Though not the case for many people, for me it was a revelation to think that in some ways Scripture could be true, whether or not it is factual (as one example of how the statement might play out). That distinction is a sensibility that art, with its “make-believe” (in the most profound sense) provides, I think.


Our attitude towards art (especially visual arts) indeed very likely is rooted in our pioneers’ rediscovery of the second commandment as well as the puritan atmosphere in which early Adventism was formed. Thus for purists Harry Anderson and all that came with it, was an enigma…

Today’s Adventism is primarily fearful of ambivalence of any kind. Especially the last GC tried to rid our Manual of any ambivalence, any diversity, narrowing Adventism down to one particular, limited world view. Art is ambivalent, open to free associations, new ideas, perhaps even weird ideas, expression of life lived to the fullest. Indeed, difficult to “handle”, to control, to functionalize…
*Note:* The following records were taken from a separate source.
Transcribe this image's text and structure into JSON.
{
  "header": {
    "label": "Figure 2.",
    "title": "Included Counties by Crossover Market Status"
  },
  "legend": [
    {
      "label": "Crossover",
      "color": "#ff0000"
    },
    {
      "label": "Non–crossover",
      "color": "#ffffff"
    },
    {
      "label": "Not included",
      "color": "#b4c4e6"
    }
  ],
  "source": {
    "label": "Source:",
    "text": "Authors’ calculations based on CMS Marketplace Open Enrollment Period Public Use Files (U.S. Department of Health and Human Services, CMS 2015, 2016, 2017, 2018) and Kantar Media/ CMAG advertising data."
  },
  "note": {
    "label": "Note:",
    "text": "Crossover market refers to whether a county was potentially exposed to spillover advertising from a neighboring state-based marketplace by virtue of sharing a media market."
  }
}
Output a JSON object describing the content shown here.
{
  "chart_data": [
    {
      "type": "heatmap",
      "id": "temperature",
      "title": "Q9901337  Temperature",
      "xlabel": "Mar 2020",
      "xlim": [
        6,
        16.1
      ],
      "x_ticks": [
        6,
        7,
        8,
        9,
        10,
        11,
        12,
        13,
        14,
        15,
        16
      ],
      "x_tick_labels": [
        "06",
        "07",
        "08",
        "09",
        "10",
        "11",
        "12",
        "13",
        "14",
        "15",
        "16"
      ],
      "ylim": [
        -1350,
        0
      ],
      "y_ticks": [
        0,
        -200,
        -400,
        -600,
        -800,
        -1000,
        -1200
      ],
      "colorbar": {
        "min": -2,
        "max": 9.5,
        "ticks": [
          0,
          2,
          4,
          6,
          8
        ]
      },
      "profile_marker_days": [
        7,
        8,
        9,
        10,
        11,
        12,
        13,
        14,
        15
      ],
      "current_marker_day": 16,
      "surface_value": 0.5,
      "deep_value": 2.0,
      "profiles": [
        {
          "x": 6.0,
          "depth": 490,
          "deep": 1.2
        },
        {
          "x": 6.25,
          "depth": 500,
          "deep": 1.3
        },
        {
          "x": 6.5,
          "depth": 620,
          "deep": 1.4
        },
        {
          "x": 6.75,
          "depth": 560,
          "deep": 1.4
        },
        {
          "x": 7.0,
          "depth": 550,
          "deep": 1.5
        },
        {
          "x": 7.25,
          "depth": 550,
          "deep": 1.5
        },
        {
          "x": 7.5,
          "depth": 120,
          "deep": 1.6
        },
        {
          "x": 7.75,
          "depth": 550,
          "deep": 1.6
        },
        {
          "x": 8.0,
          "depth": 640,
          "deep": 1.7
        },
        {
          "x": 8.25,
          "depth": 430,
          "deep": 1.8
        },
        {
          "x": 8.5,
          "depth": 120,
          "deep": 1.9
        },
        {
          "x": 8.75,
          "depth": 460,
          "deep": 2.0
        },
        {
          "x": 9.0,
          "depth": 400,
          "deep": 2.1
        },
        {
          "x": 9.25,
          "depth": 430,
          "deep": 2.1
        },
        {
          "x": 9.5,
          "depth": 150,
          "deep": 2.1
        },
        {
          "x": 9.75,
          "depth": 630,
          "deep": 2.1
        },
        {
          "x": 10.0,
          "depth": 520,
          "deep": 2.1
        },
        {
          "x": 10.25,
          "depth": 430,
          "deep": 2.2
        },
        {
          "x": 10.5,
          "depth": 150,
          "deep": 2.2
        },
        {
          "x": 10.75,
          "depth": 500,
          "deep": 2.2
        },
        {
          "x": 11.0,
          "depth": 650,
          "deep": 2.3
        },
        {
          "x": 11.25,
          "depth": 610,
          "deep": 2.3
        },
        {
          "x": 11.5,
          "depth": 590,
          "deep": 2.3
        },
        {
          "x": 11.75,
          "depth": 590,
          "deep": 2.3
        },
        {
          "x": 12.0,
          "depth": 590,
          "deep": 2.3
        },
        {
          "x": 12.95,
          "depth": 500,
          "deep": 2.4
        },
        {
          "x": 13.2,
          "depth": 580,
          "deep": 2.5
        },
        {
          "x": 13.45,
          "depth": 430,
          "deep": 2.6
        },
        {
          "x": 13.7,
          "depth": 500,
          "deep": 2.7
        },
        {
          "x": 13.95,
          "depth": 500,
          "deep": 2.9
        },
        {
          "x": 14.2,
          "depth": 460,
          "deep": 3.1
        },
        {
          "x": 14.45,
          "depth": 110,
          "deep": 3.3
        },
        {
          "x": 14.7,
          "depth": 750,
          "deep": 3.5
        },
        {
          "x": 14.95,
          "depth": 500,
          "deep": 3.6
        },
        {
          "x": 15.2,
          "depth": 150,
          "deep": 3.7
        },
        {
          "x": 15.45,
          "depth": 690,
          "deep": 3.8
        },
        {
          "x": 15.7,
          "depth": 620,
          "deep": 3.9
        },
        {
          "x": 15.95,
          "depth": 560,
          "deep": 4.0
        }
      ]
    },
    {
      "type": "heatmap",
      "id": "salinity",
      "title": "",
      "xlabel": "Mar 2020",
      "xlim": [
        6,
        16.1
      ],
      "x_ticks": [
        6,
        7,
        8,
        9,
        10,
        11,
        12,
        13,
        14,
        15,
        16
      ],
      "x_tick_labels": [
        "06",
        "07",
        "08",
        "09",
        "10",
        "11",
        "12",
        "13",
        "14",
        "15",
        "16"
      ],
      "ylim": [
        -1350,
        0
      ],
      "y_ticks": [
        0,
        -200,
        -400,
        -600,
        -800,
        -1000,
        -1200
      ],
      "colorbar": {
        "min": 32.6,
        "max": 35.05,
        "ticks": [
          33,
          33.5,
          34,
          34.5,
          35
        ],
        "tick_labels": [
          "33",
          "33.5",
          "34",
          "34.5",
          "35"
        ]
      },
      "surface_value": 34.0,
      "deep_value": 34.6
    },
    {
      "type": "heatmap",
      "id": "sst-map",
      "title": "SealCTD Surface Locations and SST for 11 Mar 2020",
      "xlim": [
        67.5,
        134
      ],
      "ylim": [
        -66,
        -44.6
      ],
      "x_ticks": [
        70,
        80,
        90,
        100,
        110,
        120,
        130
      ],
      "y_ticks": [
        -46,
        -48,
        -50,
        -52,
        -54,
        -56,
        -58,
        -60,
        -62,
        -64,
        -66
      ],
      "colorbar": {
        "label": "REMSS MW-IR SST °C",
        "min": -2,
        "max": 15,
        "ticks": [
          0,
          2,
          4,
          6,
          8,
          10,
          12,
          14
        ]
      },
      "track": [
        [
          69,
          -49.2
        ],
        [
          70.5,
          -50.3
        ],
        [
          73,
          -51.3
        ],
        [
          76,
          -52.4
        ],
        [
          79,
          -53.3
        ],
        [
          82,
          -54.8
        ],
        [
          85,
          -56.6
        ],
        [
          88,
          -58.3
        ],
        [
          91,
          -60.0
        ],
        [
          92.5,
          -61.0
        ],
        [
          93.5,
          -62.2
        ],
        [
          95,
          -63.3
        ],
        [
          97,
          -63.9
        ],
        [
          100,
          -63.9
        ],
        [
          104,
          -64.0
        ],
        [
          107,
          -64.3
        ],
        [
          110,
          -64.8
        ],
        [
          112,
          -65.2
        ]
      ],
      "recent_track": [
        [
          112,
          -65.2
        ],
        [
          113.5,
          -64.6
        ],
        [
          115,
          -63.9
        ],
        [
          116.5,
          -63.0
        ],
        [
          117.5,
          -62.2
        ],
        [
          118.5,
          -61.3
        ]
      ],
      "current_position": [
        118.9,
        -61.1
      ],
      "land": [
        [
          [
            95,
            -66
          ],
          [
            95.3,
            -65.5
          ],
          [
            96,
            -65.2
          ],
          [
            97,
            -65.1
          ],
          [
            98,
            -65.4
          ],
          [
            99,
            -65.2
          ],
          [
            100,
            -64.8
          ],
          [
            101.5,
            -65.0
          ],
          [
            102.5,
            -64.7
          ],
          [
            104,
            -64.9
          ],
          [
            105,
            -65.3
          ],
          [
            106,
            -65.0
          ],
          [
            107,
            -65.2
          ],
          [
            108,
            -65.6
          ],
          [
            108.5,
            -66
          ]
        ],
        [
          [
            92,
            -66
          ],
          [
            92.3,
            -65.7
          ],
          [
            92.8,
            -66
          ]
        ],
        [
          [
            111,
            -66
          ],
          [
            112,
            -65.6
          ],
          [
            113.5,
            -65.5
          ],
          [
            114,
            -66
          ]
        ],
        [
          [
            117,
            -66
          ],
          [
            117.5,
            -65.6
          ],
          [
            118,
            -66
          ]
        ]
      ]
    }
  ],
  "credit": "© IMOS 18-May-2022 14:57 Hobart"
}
So yes, @jared we do need more encouragement, coaching, coaxing and a breeze of fresh air. Thanks for taking the initiative.


Jared, your hopeful article reminds me of my favorite quote, “What all men need is fresh air, fresh air… more than anything!” – Fyodor Dostoevsky

It is tempting to add “and women” after “men” and yet, as written it can be read as a reaction against the stifling patriarchy of the past few centuries. Indeed, it is time for some fresh air.

My hope along with yours is that this weekend at the Spectrum Ultraviolet Arts Festival we will throw open the doors and windows and maybe even knock down a wall or two so that we can all breath again.

As Jared said, I hope you’ll be there to see it and perhaps help make it happen too.